Ha pasado ya el tiempo de aquellas humillaciones piadosas para unos y no tanto para otros, cuando se imponían con dudosa intencionalidad. Se ha vuelto a la raíz, como nos ha recordado M. Hildegarda esta semana al hablarnos de la Carta de Caridad. Algunos valores de nuestra sociedad democrática son herencia del cristianismo, incluso del monaquismo, que se han desvirtuado.

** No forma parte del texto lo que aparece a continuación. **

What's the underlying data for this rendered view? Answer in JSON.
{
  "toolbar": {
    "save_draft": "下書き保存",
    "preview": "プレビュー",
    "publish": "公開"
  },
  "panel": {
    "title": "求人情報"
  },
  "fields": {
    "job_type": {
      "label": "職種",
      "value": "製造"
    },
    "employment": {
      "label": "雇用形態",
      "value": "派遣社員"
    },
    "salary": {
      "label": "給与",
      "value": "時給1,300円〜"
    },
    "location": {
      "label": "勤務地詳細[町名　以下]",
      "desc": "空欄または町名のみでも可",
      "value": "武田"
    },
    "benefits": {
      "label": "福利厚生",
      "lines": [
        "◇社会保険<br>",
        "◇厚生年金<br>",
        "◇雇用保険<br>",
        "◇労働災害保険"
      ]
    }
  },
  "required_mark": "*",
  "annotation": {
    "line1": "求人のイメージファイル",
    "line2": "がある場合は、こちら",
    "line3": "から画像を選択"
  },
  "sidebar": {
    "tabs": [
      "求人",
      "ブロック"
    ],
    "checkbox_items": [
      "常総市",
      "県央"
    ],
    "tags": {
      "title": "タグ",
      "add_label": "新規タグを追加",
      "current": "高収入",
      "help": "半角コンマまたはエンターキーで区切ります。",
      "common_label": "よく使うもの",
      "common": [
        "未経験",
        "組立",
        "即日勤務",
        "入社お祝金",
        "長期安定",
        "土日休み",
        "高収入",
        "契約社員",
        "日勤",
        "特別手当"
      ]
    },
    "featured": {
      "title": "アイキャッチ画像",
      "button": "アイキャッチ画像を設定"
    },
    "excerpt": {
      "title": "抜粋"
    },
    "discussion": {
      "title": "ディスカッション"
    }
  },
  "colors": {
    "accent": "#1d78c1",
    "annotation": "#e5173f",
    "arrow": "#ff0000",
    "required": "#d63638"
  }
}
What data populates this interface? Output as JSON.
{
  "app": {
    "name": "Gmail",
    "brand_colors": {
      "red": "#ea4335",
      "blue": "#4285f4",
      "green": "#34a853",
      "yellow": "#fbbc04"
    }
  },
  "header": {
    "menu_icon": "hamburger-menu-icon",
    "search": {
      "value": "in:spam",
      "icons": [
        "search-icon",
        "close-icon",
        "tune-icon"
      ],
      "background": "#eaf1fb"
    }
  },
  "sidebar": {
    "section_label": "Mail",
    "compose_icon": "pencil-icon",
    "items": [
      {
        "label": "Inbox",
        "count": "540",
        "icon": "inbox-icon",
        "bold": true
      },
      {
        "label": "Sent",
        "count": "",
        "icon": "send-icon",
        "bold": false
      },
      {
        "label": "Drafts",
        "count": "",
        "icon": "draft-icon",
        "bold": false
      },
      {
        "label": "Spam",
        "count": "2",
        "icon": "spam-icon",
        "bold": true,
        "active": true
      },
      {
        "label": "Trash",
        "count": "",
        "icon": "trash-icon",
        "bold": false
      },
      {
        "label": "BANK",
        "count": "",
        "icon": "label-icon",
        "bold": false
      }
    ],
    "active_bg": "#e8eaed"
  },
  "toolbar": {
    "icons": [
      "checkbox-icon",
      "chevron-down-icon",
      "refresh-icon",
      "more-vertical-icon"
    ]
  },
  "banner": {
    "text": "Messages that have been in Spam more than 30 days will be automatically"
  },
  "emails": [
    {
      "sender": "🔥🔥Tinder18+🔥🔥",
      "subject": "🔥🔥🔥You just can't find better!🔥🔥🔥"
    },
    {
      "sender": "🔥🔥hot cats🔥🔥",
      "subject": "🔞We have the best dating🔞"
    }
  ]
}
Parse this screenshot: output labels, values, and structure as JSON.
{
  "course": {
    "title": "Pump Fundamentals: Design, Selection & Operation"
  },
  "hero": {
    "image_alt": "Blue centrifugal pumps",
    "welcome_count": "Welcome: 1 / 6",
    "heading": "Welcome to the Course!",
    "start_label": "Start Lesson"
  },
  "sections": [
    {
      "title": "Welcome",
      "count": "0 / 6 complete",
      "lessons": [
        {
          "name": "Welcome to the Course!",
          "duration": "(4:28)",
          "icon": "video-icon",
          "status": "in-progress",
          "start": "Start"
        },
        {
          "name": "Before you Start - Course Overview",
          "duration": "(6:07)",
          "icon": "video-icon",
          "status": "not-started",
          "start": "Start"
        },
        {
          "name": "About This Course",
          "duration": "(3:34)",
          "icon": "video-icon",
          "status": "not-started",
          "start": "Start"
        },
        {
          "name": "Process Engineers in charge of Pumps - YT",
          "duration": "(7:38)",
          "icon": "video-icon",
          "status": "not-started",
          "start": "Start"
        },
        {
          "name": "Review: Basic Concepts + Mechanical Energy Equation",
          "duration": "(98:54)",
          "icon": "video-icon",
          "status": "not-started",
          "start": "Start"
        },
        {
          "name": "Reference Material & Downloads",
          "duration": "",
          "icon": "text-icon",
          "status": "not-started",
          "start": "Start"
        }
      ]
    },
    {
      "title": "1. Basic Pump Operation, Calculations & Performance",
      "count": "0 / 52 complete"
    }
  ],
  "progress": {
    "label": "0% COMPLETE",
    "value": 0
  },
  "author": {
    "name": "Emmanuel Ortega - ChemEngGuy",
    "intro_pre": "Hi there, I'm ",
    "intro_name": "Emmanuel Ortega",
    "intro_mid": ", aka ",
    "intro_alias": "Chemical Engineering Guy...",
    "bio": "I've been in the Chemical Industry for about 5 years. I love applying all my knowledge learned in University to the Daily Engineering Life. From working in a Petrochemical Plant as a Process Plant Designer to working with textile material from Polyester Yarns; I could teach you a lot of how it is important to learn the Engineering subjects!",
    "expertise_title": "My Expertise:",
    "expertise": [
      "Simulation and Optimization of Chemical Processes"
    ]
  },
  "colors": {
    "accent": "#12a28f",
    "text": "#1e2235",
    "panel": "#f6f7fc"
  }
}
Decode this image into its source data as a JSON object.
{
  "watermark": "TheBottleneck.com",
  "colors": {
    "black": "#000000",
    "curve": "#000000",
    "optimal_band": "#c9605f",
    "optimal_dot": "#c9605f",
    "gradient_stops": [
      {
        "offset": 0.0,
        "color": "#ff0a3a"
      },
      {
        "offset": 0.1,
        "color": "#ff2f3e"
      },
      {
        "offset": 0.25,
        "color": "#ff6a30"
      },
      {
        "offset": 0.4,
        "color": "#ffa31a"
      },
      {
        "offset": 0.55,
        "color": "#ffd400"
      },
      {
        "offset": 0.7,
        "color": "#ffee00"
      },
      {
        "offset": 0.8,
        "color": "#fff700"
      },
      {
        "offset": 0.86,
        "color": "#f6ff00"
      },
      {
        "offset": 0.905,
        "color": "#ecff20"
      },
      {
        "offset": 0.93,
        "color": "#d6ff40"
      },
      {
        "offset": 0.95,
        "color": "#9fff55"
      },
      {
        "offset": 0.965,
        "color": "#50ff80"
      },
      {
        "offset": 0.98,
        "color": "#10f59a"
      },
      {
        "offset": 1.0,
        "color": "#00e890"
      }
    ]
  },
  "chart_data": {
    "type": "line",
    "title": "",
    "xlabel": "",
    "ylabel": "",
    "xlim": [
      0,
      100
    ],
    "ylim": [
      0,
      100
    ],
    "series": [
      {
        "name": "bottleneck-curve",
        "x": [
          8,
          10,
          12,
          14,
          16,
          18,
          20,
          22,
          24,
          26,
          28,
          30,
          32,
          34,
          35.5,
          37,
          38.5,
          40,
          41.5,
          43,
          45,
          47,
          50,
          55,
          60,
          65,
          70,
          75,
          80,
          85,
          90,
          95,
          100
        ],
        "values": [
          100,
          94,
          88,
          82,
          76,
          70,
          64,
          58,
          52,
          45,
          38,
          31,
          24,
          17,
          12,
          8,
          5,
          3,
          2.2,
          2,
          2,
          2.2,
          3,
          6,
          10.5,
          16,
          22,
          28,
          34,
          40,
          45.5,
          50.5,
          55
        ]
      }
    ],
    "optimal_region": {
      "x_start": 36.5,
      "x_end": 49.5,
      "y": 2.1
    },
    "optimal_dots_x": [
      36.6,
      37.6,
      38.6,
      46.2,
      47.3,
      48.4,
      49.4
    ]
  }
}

No debemos disimular los pecados, nos dice san Benito, no minimizar nuestras faltas, pues de aprendeos den nuestros errores, así como también de la reprensión, interpelación o exhortación. Lo que cuenta es es progresar, caminar hacia Cristo. Esto no quiere decir adoptar un continuo sentimiento de culpabilidad, ni tampoco adoptar una moral laxa. Cuando hacemos una cosa mala, cuando no hacemos bien, somo nosotros mismos quienes nos hacemos conscientes, sino es que ya hicimos la falta con cierta premeditación. Y estas faltas viene de nuestra insatisfacción, de una cierta frustración, al no conseguir lo que queríamos, quizás satisfacer nuestro capricho.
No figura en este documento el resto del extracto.